Der erfahrene mexikanische Filmemacher Michel Franco zeigt ein sehr realistisch wirkendes Werk nach selbstgeschriebenem Drehbuch. Sylvias Verhalten im Alltag mit Beruf, der jugendlichen Tochter Anna (Brooke Timber) sowie weitere regelmäßige Ereignisse charakterisieren die Figuren zweifellos treffend. Dass die Farbsättigung auf der Leinwand eher schlicht ausfällt, passt zu den dargestellten Situationen. Dabei bleibt die Kamera des Belgiers Yves Cape („Holy Motors“) überwiegend auf Distanz. „Memory“ hält bis zum Abspann daran fest; die wenigen Nahaufnahmen bestätigen den guten Stil.
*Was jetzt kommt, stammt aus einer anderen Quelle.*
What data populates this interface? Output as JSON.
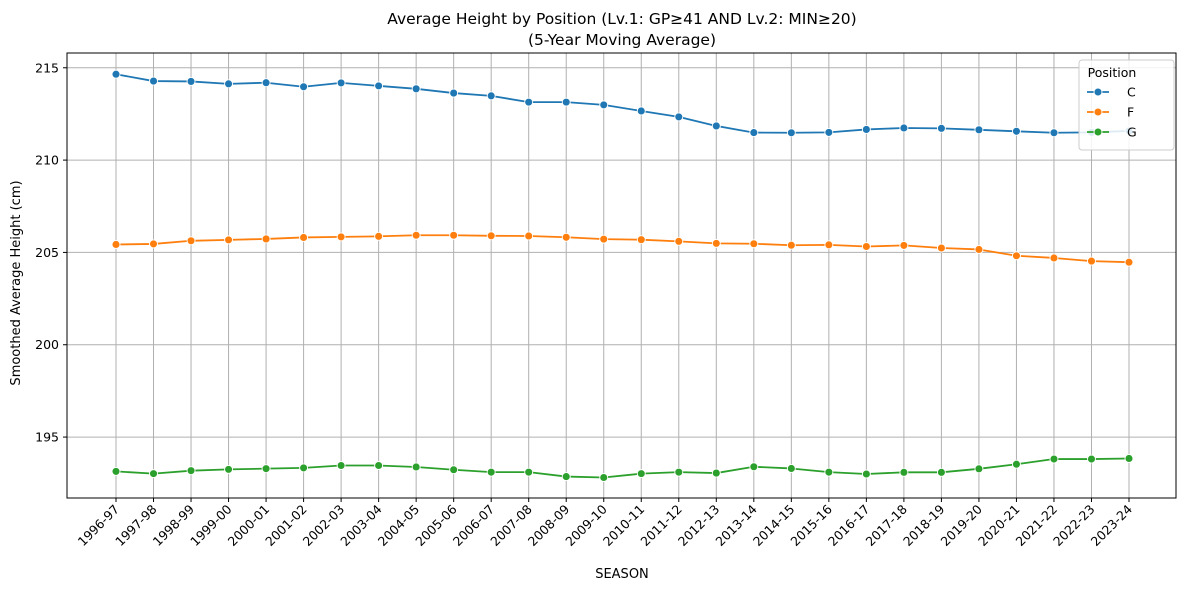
{
  "chart_data": {
    "type": "line",
    "title_line1": "Average Height by Position (Lv.1: GP≥41 AND Lv.2: MIN≥20)",
    "title_line2": "(5-Year Moving Average)",
    "xlabel": "SEASON",
    "ylabel": "Smoothed Average Height (cm)",
    "ylim": [
      191.7,
      215.8
    ],
    "yticks": [
      195,
      200,
      205,
      210,
      215
    ],
    "grid": true,
    "legend_title": "Position",
    "legend_placement": "top-right",
    "categories": [
      "1996-97",
      "1997-98",
      "1998-99",
      "1999-00",
      "2000-01",
      "2001-02",
      "2002-03",
      "2003-04",
      "2004-05",
      "2005-06",
      "2006-07",
      "2007-08",
      "2008-09",
      "2009-10",
      "2010-11",
      "2011-12",
      "2012-13",
      "2013-14",
      "2014-15",
      "2015-16",
      "2016-17",
      "2017-18",
      "2018-19",
      "2019-20",
      "2020-21",
      "2021-22",
      "2022-23",
      "2023-24"
    ],
    "series": [
      {
        "name": "C",
        "color": "#1f77b4",
        "values": [
          214.65,
          214.28,
          214.26,
          214.13,
          214.19,
          213.97,
          214.18,
          214.02,
          213.86,
          213.63,
          213.48,
          213.14,
          213.14,
          212.99,
          212.66,
          212.34,
          211.85,
          211.49,
          211.48,
          211.5,
          211.66,
          211.74,
          211.72,
          211.64,
          211.56,
          211.48,
          211.5,
          211.58
        ]
      },
      {
        "name": "F",
        "color": "#ff7f0e",
        "values": [
          205.43,
          205.46,
          205.63,
          205.68,
          205.73,
          205.81,
          205.84,
          205.87,
          205.93,
          205.93,
          205.9,
          205.89,
          205.82,
          205.72,
          205.69,
          205.6,
          205.49,
          205.47,
          205.39,
          205.41,
          205.32,
          205.38,
          205.24,
          205.16,
          204.82,
          204.7,
          204.53,
          204.47
        ]
      },
      {
        "name": "G",
        "color": "#2ca02c",
        "values": [
          193.14,
          193.02,
          193.18,
          193.25,
          193.29,
          193.33,
          193.46,
          193.46,
          193.38,
          193.23,
          193.1,
          193.1,
          192.86,
          192.81,
          193.02,
          193.1,
          193.05,
          193.39,
          193.3,
          193.1,
          193.0,
          193.09,
          193.09,
          193.28,
          193.53,
          193.81,
          193.81,
          193.84
        ]
      }
    ]
  }
}
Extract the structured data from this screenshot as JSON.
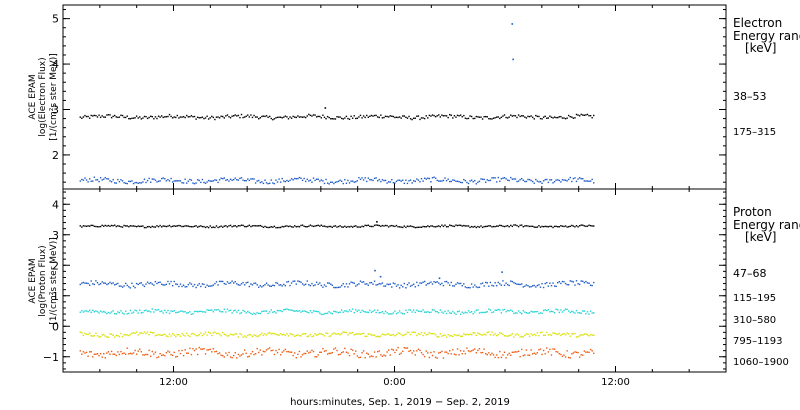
{
  "chart_data": [
    {
      "type": "scatter",
      "panel": "electron",
      "ylabel_lines": [
        "ACE EPAM",
        "log(Electron Flux)",
        "[1/(cm²s ster MeV)]"
      ],
      "yticks": [
        "2",
        "3",
        "4",
        "5"
      ],
      "ylim": [
        1.25,
        5.3
      ],
      "legend_title": [
        "Electron",
        "Energy range",
        "[keV]"
      ],
      "series": [
        {
          "name": "38–53",
          "color": "#000000",
          "mean": 2.85,
          "spread": 0.04
        },
        {
          "name": "175–315",
          "color": "#1e5bc6",
          "mean": 1.45,
          "spread": 0.05
        }
      ],
      "outliers": [
        {
          "x": 30.35,
          "y": 4.9,
          "color": "#1e5bc6"
        },
        {
          "x": 30.4,
          "y": 4.12,
          "color": "#1e5bc6"
        },
        {
          "x": 20.2,
          "y": 3.05,
          "color": "#000000"
        }
      ]
    },
    {
      "type": "scatter",
      "panel": "proton",
      "ylabel_lines": [
        "ACE EPAM",
        "log(Proton Flux)",
        "[1/(cm²s ster MeV)]"
      ],
      "yticks": [
        "−1",
        "0",
        "1",
        "2",
        "3",
        "4"
      ],
      "ylim": [
        -1.5,
        4.5
      ],
      "legend_title": [
        "Proton",
        "Energy range",
        "[keV]"
      ],
      "series": [
        {
          "name": "47–68",
          "color": "#000000",
          "mean": 3.3,
          "spread": 0.03
        },
        {
          "name": "115–195",
          "color": "#1e5bc6",
          "mean": 1.4,
          "spread": 0.08
        },
        {
          "name": "310–580",
          "color": "#22d3d3",
          "mean": 0.5,
          "spread": 0.06
        },
        {
          "name": "795–1193",
          "color": "#d8e000",
          "mean": -0.25,
          "spread": 0.06
        },
        {
          "name": "1060–1900",
          "color": "#ee5a10",
          "mean": -0.85,
          "spread": 0.12
        }
      ],
      "outliers": [
        {
          "x": 22.9,
          "y": 1.85,
          "color": "#1e5bc6"
        },
        {
          "x": 23.2,
          "y": 1.65,
          "color": "#1e5bc6"
        },
        {
          "x": 29.8,
          "y": 1.8,
          "color": "#1e5bc6"
        },
        {
          "x": 26.4,
          "y": 1.6,
          "color": "#1e5bc6"
        },
        {
          "x": 23.0,
          "y": 3.45,
          "color": "#000000"
        }
      ]
    }
  ],
  "x_axis": {
    "label": "hours:minutes, Sep.  1, 2019 − Sep.  2, 2019",
    "range_hours": [
      6,
      42
    ],
    "data_end_hour": 34.8,
    "ticks": [
      {
        "hour": 12,
        "label": "12:00"
      },
      {
        "hour": 24,
        "label": "0:00"
      },
      {
        "hour": 36,
        "label": "12:00"
      }
    ]
  }
}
Für Beobachtungskino ist Jessica Chastain erste Wahl. Die vom Theater kommende ausdrucksstarke Oscar-Preisträgerin aus Kalifornien wurde für zahlreiche Genres gebucht. Nominierungen für bedeutende Preise ließen nicht lange auf sich warten.
Franco findet den geeigneten Zeitpunkt, Saul einzuführen und eine Geschichte in Gang zu bringen. Der Regisseur legt keinen Wert darauf, ein Geheimnis für ein Paukenschlagfinale zu verbergen (wie z.B. der geniale Erzähler Denis Villeneuve). Das Publikum erfährt recht früh, was Sylvia bewegt und wechselt dann wieder zur Musterung der Geschehnisse. Hier spielt Jessica Chastain ihre schauspielerischen Trümpfe aus, indem sie Sylvia unsicher bezüglich ihrer Absichten erscheinen lässt, denn die Protagonistin fühlt sich zu Saul hingezogen. Das ist dann auch so gut erzählt, dass alle Emotionen aus den Gesichtern der Figuren ablesbar sind. Ein fortwährendes leichtes Kribbeln füllt den Saal. Auftauchende Familienmitglieder sorgen für weitere Reibungspunkte.
„Memory“ ist ein kraftvolles Drama um die Liebe erfahrener Menschen.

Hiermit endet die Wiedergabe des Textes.